Второй аманат, князец Шенкодей, подтвердил показания Порочи.
Анализируя совокупность имеющихся у него сведений, Баскин пришел к выводу, что река Нелога — это Бараниха, первая река, впадающая в море собственным устьем к востоку от Колымы. «Писаные рожи» — это чукчи, которые действительно до последнего столетия татуировали лица. Чюндоном Баскин предлагает считать Анюй.
Если исходить из предпосылки, что река Нелога — это действительно Бараниха, то наиболее вероятным местом, где может находиться серебро, является выход реки из предгорьев на обширную Раучуанскую низменность. Ведь в показаниях аманатов прямо указано, что серебро находится «блиско от моря» в скалистых береговых обрывах. На Раучуанской низменности обрывов нет, и, следовательно, приходится с натяжкой считать близкими первые от моря обрывы. Кстати, именно в предгорьях, выходя на равнину, Бараниха действительно прорезает узкий, изобилующий обрывами каньон. Здесь Баскин и предлагает искать серебро.
Интересная еще одна деталь. В записке землепроходцев, указано, что, по сведениям аманатов, «серебро висит де из яру (обрыва) соплями». Эти «сопли» — сосульки — «писаные рожи» отстреливают стрелами, так как иначе добраться до них невозможно. Это в какой-то мере перекликается с легендой, услышанной Уваровым. Там ведь тоже серебро находилось в виде свисающих натеков.
Итак, снова серебро и снова примерно один и тот же район, где сходятся в общей сложности верховья Анюя, Чауна и Анадыря. Два совершенно независимых источника.
Правда, в заявке Баскина указан район совершенно точно. Трудно сказать, хорошо это было, или плохо. Во всяком случае, мы знали, что в прошлое лето по заявке Баскина был поставлен заверочный отряд. Отчета о работе отряда еще не было, но то, что отряд не нашел ни грамма серебра, было известно. Не обнаружили даже его следов.
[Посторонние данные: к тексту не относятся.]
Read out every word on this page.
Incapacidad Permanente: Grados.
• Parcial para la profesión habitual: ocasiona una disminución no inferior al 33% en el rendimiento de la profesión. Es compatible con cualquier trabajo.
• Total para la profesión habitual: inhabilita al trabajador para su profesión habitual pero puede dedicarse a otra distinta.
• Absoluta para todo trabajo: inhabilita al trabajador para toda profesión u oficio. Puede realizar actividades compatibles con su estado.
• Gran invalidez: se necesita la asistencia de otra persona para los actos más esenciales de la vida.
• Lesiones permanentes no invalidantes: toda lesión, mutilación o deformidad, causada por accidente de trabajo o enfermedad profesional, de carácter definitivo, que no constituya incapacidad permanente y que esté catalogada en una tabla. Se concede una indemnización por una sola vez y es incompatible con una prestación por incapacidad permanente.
Кто виноват? Хитрый ли шаман Пороча, почивший три столетия назад, непонятливые казаки, не разобравшиеся в перепуганном лепете аманатов, или, может быть, Нелога вовсе не Бараниха и Баскин неверно сгруппировал факты?
Я не знаю, сколько бы времени бродили мы в сумрачных джунглях сомнений. Серебряная лихорадка захватила нас целиком.
— Вот что, старина. Так дело не пойдет, — сказал я однажды. Мы свихнемся на этом проклятом серебре, нас даже не похоронят как нормальных советских граждан, потому что пережиток жадности насквозь уже проел наши души.
— Так мы ж не для себя, — смущенно сказал Старик. — Вдруг эти ребята, правы? Что же, они зря бумагу и нервы изводили?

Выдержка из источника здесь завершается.